CBC contacted the Vancouver School Board for an interview but was told no one was available to comment.

'They simply will not go'

Donna Brack, the instructor in charge of the Gathering Place, said she's worried that many of her students won't be able to access South Hill Centre, located at Fraser and East 43rd Avenue.

She said that when she asked her students how many of them had a bus pass, not a single person raised their hand, citing the cost of public transportation.

"When you're living in poverty, not only are you looking for showers and free laundry, you're also chasing down food banks and access to cheap food," she said. 

"A very high percentage of my students will no longer have access to education. They simply will not go."

Brach said that unlike South Hill Centre, the Gathering Place is located in a full service community centre, meaning students can do their laundry, take free showers, access a city library and volunteer in exchange for cheap meals.

"In a one-stop shop, you can actually get a lot of needs met that build your confidence," she said. "It's that combination of opportunities at that centre that doesn't exist anywhere else."

Operating at a loss

According to the preliminary budget document, the centres are being consolidated because they are operating at 55 per cent capacity.

The document said the program operated at a loss in the 2015-2016 school year, and the same is projected for the 2016-2017 year.

Williams said that enrolment dropped by 20 per cent in 2015 and another 20 per cent in 2016, after the government ended adult education subsidies for all students who had completed high school.

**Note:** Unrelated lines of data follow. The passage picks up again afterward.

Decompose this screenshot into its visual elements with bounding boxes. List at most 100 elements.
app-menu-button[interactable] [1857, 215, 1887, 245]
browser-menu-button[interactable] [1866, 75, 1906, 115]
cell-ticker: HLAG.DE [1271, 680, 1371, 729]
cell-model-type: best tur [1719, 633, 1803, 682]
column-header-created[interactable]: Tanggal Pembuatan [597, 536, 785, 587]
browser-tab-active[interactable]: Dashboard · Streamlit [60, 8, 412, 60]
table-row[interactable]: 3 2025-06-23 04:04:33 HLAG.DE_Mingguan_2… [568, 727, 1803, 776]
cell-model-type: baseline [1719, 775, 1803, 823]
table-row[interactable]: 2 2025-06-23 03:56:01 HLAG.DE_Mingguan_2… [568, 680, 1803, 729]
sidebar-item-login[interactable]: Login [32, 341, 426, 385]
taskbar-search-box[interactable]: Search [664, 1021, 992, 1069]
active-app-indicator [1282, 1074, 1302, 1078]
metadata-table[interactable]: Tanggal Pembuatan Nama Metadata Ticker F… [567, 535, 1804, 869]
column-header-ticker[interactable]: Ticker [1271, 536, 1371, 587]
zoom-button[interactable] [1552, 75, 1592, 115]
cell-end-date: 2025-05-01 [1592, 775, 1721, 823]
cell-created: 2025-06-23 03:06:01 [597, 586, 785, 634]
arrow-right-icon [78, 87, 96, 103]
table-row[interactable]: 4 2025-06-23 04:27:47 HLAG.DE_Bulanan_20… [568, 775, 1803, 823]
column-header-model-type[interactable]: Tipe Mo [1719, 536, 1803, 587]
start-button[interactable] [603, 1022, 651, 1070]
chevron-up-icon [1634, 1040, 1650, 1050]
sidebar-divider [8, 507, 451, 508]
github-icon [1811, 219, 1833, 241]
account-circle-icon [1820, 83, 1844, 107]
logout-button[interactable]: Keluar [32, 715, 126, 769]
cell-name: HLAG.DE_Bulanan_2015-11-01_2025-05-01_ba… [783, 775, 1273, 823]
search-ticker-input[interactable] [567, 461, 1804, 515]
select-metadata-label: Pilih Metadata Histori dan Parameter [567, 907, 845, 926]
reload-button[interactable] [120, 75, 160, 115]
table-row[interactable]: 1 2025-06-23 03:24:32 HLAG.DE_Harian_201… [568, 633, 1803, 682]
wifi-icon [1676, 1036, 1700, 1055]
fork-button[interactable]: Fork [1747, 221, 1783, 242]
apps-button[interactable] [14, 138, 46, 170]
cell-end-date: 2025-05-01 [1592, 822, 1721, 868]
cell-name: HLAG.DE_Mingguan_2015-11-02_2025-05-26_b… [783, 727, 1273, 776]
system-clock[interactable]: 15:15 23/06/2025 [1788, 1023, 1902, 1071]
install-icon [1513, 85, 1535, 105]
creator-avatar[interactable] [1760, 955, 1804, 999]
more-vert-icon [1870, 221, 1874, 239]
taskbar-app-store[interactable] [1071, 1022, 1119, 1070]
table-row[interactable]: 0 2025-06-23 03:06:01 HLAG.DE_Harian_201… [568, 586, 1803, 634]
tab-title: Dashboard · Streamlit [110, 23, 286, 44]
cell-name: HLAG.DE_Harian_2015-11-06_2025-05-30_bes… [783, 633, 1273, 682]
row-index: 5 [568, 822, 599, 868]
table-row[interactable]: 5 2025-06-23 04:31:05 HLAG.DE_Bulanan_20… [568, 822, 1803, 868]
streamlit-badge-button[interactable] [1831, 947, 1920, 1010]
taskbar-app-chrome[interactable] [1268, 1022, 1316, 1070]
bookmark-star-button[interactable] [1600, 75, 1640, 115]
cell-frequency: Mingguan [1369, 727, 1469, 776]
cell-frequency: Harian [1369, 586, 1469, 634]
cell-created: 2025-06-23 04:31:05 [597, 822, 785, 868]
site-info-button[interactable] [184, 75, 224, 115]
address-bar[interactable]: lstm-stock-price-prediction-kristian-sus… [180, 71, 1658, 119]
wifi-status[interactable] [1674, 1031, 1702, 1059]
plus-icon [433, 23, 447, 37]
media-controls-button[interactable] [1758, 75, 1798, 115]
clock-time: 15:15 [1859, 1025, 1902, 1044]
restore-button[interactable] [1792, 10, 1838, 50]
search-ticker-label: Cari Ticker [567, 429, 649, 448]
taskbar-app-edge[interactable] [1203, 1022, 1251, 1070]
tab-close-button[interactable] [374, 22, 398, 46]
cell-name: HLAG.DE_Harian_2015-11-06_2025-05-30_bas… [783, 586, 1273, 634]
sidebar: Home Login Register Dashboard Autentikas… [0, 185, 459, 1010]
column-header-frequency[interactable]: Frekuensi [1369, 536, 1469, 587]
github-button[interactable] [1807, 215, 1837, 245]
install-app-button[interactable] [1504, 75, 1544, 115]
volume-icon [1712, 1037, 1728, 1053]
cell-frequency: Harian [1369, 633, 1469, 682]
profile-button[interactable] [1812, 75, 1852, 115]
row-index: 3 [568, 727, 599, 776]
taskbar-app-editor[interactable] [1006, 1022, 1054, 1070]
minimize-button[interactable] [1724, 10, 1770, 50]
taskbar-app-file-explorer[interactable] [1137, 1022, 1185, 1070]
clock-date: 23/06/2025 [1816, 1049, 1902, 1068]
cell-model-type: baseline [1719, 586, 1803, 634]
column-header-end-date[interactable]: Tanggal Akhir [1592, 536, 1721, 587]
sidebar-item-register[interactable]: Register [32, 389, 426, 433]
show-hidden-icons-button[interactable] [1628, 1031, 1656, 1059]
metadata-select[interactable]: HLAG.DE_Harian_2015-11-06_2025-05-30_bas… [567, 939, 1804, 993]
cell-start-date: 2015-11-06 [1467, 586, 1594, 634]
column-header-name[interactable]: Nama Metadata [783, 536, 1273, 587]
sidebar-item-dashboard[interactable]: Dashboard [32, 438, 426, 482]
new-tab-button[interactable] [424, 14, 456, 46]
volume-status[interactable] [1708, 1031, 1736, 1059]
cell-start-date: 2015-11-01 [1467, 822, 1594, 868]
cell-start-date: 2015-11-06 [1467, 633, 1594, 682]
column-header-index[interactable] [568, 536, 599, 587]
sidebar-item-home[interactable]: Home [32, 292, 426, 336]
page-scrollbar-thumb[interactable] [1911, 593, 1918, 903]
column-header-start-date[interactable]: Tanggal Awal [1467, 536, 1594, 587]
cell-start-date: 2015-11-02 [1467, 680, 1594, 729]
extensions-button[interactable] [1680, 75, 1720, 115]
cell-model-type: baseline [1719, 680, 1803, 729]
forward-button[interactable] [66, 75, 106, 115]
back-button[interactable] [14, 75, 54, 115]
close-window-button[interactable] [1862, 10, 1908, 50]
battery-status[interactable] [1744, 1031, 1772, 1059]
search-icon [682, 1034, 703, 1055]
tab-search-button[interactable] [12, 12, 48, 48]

That meant certain course upgrades and English classes that were previously offered for free now cost $550.

In 2012, there were six adult education centres in Vancouver. Since then the Downtown Eastside Learning Centre, the Hastings Learning Centre and a West End centre housed at Lord Roberts Elementary have closed.

Williams said she plans on attending the public consultations scheduled to take place before the budget decision April 24.

"We intend to take students down to the school board to make these stories more personal," she said.